Effect of thermal processing on phenolic profile, antioxidant activity, and some physicochemical properties of additive-free blackthorn (Prunus spinosa L.) syrup
摘要
The manufacturing of fruit products without additives has attracted growing interest in response to consumer preferences for natural, minimally processed, and clean-label foods. Although blackthorn (Prunus spinosa L.) has been investigated for its bioactive potential, limited information is available regarding the effects of traditional thermal processing on additive-free blackthorn syrup. This study aimed to investigate the effect of traditional heat treatment applied during the production of additive-free blackthorn syrup on its physicochemical properties, phenolic compound profile, and antioxidant activity. Analyses were performed on raw fruit, fruit marc, filtered juice, and syrup samples collected at different times (0, 30, 60, 90, and 120 min) during the boiling stage. Physicochemical analyses showed that boiling progressively concentrated the syrup (13.30 to 51.20 °Brix), increased titratable acidity (1.25% to 4.89%), decreased water activity (0.981 to 0.903), and induced color changes due to pigment degradation and non-enzymatic browning. Early stages of thermal processing promoted the release of bound phenolic compounds and enhanced antioxidant capacity through cell wall disruption. However, prolonged heating led to substantial degradation of heat-sensitive compounds, particularly anthocyanins, resulting in pronounced color alterations and a marked decline in antioxidant activity.

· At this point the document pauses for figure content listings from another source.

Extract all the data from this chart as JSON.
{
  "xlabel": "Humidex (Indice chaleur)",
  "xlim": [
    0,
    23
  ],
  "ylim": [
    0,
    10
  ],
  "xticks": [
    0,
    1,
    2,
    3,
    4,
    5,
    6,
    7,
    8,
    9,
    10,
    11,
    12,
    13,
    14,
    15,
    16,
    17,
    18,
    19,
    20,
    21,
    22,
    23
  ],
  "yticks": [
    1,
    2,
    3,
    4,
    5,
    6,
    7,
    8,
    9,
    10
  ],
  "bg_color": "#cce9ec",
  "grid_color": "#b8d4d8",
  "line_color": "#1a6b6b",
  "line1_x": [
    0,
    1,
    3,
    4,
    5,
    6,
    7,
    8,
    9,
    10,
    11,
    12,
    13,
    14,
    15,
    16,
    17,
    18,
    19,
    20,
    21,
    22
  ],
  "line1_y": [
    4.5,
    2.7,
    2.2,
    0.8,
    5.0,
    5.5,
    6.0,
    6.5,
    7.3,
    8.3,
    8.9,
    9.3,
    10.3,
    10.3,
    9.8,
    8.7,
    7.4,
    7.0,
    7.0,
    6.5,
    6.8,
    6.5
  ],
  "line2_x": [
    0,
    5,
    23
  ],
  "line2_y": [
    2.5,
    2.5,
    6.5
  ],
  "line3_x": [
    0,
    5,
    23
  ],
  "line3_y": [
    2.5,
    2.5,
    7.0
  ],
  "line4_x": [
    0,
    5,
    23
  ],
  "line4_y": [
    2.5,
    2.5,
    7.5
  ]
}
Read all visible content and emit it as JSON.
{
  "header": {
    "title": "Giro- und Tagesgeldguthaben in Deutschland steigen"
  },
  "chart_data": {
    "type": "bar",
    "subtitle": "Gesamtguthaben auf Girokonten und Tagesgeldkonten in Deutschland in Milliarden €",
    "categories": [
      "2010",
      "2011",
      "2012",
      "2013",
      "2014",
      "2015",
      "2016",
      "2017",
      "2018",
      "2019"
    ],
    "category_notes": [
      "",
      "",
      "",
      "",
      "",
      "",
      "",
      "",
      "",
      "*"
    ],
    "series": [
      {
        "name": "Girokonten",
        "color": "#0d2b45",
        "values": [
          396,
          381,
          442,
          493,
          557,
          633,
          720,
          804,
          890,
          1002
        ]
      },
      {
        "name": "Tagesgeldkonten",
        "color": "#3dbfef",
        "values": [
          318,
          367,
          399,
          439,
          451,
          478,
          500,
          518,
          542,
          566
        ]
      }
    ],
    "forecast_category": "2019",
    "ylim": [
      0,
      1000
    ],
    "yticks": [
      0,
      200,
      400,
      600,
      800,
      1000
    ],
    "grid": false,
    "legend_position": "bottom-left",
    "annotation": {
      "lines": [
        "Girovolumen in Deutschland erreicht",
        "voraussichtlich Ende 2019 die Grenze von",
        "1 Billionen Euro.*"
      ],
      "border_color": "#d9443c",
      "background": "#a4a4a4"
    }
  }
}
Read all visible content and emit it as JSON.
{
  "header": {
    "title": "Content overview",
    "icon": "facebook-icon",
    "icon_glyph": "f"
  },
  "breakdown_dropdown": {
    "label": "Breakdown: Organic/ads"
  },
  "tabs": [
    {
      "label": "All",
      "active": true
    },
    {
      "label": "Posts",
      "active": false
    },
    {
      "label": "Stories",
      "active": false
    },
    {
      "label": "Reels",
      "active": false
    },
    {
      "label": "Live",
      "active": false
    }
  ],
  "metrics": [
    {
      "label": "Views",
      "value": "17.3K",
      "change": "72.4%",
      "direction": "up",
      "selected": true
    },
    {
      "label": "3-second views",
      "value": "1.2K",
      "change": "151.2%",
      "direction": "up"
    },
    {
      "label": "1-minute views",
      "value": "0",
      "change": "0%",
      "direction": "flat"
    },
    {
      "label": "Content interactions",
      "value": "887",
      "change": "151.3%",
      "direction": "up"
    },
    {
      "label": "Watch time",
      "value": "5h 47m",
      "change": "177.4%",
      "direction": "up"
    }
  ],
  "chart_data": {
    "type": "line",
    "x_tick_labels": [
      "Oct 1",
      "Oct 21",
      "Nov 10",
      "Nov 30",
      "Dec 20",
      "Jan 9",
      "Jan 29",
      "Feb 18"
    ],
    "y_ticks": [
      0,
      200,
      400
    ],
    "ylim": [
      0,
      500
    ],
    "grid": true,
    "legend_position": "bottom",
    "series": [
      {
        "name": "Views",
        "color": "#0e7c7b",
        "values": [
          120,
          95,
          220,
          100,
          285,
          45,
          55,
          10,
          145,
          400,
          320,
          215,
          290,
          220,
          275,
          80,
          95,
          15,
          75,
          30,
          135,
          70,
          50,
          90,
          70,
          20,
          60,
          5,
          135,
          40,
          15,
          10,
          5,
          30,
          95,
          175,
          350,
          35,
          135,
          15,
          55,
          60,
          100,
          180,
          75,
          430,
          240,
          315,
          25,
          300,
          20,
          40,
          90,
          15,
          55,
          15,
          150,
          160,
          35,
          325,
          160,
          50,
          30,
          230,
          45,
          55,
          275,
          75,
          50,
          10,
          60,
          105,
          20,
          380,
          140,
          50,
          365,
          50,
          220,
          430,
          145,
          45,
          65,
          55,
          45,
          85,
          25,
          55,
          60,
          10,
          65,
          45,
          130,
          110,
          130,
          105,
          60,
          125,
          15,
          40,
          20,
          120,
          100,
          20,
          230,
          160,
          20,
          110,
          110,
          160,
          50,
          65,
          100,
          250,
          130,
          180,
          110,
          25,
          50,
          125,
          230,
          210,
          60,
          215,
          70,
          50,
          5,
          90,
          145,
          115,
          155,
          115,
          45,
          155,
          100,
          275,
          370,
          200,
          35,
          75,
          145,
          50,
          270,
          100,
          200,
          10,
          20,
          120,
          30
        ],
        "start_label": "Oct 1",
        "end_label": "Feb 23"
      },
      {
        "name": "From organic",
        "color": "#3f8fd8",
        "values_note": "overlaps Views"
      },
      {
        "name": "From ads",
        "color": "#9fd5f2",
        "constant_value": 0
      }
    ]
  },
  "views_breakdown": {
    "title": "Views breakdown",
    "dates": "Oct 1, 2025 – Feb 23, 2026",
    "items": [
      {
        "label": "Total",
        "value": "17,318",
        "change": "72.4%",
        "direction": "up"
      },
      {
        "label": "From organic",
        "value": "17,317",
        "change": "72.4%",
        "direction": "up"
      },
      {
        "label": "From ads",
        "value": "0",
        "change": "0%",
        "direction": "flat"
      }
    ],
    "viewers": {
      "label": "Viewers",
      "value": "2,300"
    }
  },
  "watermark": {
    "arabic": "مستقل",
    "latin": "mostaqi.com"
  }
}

Individual phenolic analysis demonstrated that rutin remained relatively stable during boiling, whereas quercetin, p-coumaric acid, and vanillic acid increased, while chlorogenic acid, epicatechin, 4-hydroxybenzoic acid, and quinic acid decreased under prolonged thermal treatment. The findings demonstrate that thermal processing conditions should be carefully optimized to achieve a balance between bioactive compound retention and desirable physicochemical properties, providing practical insight to produce clean-label functional syrups.